Wow, you've had a busy day while I was asleep!
That's exactly the sort of thing I would have recommended if you hadn't beaten me to it. Well done!
The files initially loaded into the working directory are all write protected for security, so that student code can't corrupt question-author-supplied files. So indeed you needed to create yourself a separate directory first.
My Java's pretty rusty, but it all seems OK to me. The documentation for -d says the directory must already exists but you haven't created the 'dist' directory explicitly. I assume the documentation is out of date?
The code assumes the main class is called Main. Another option might be to assume that if the student provides a class in the answer box, then that is the main class?
If you haven't already done so, I suggest making that into a new question type. Then, over time, you add template parameters to add functionality, such as checking for required constructs in student code, style checks, etc.

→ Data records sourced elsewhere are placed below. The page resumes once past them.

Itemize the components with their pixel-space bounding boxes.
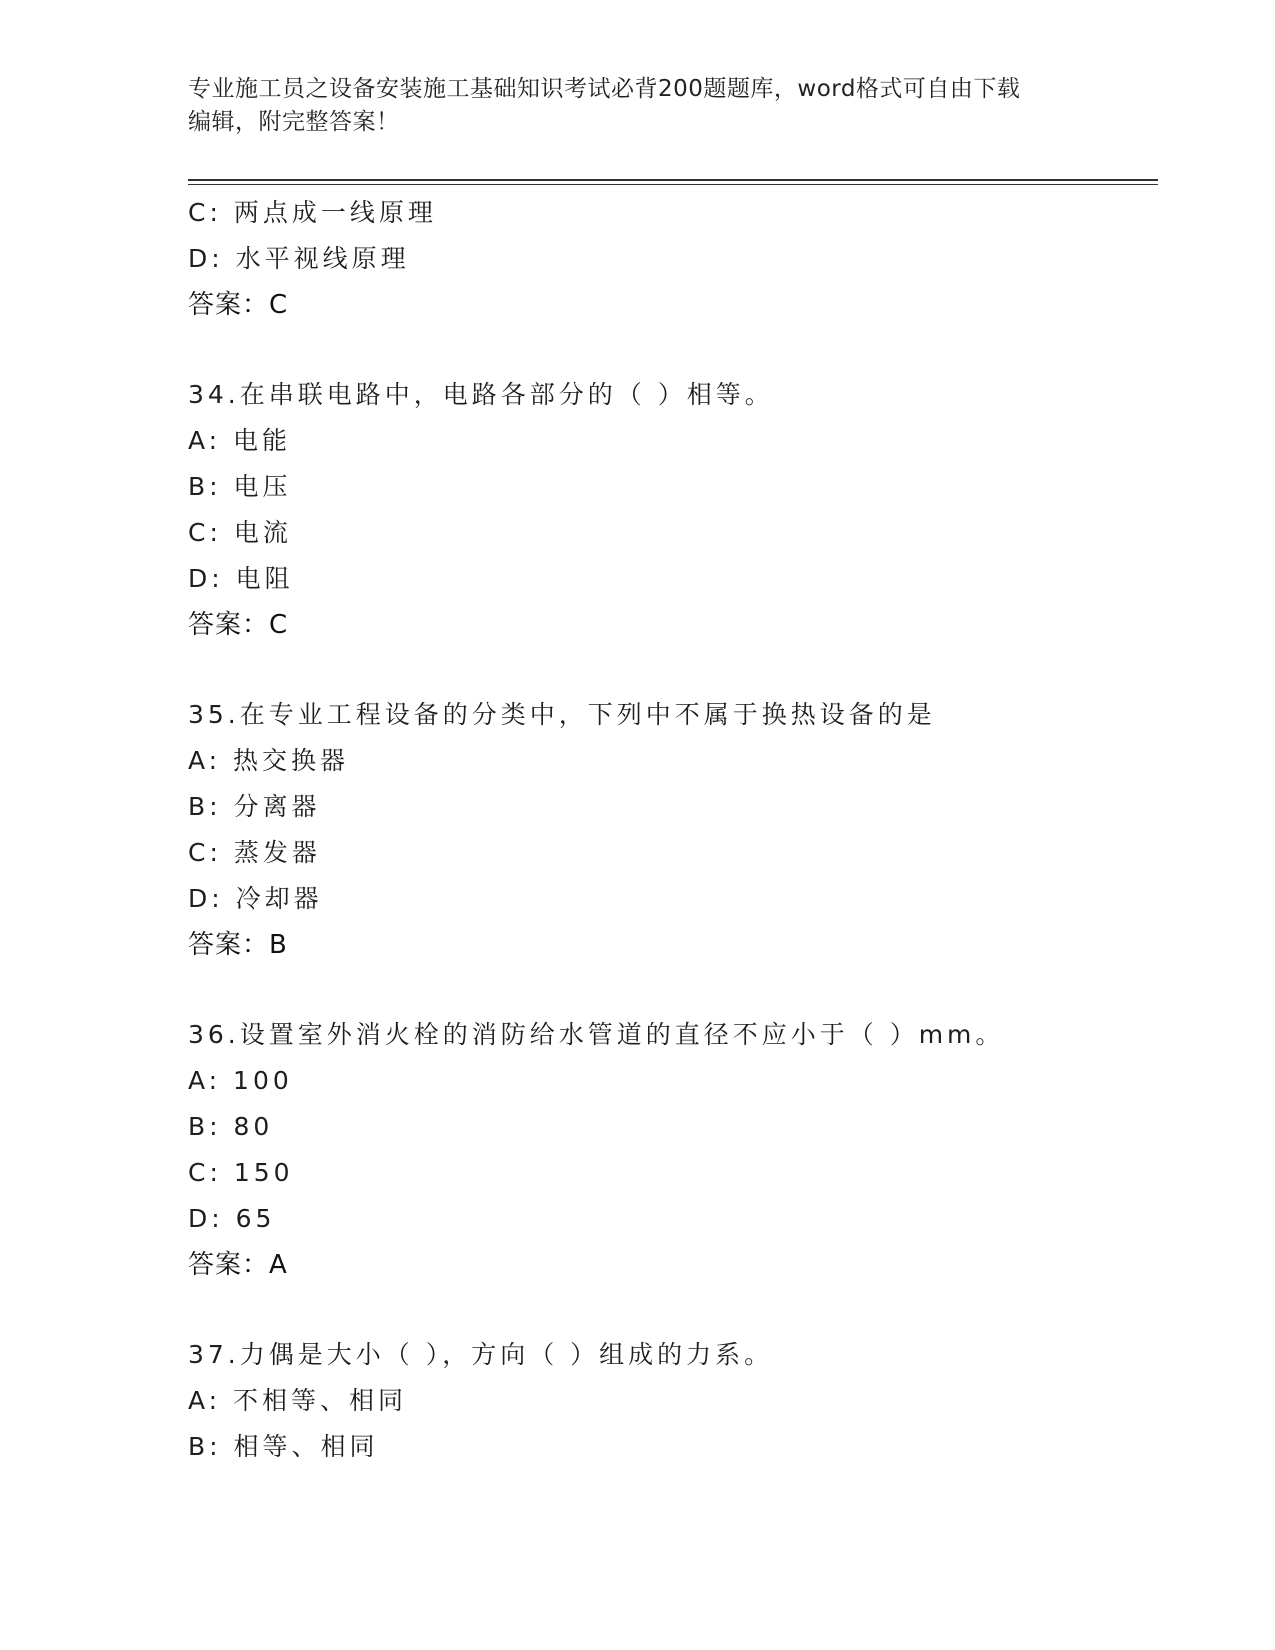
question-fragment [188,190,1158,328]
option-d: D: 冷却器 [188,884,323,913]
question-list [188,190,1158,1470]
option-b: B: 分离器 [188,792,321,821]
header-divider-thick [188,179,1158,181]
option-c: C: 150 [188,1158,294,1187]
question-35 [188,692,1158,968]
question-stem: 34.在串联电路中，电路各部分的（ ）相等。 [188,380,774,409]
question-stem: 36.设置室外消火栓的消防给水管道的直径不应小于（ ）mm。 [188,1020,1005,1049]
option-a: A: 热交换器 [188,746,350,775]
option-a: A: 电能 [188,426,292,455]
answer: 答案：B [188,930,288,960]
question-36 [188,1012,1158,1288]
option-b: B: 相等、相同 [188,1432,379,1461]
option-a: A: 100 [188,1066,293,1095]
answer: 答案：A [188,1250,288,1280]
option-d: D: 水平视线原理 [188,244,410,273]
question-37 [188,1332,1158,1470]
option-c: C: 电流 [188,518,292,547]
option-d: D: 65 [188,1204,276,1233]
option-c: C: 蒸发器 [188,838,321,867]
option-d: D: 电阻 [188,564,294,593]
header-line-2: 编辑，附完整答案！ [188,109,400,135]
header-divider-thin [188,184,1158,185]
question-stem: 37.力偶是大小（ ），方向（ ）组成的力系。 [188,1340,774,1369]
option-b: B: 电压 [188,472,292,501]
document-header [188,73,1088,139]
question-stem: 35.在专业工程设备的分类中，下列中不属于换热设备的是 [188,700,936,729]
question-34 [188,372,1158,648]
option-a: A: 不相等、相同 [188,1386,408,1415]
option-b: B: 80 [188,1112,274,1141]
option-c: C: 两点成一线原理 [188,198,437,227]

I assume you've discovered that you can set the Ace language separately from the template language, so students get Java syntax colouring?
Something to consider for the future is whether you could profit from a combinator template. You've written a per-test template, and that's how the JavaProgram question type usually behaves anyway; by default, even with combinator templates, CodeRunner drops back to one-test-at-a-time mode when each test has its own standard input. But that means you edit and recompile the student code for each test. If you instead used a combinator template with the Allow multiple studins box checked, too, you could get by with just a single compile. Assume the compile works, you would then loop to run each test, setting up standard input from the TEST.stdin field. You need to insert the SEPARATOR string between outputs.
However, that's probably more complexity than you want right now, and all it does is speed up testing a bit.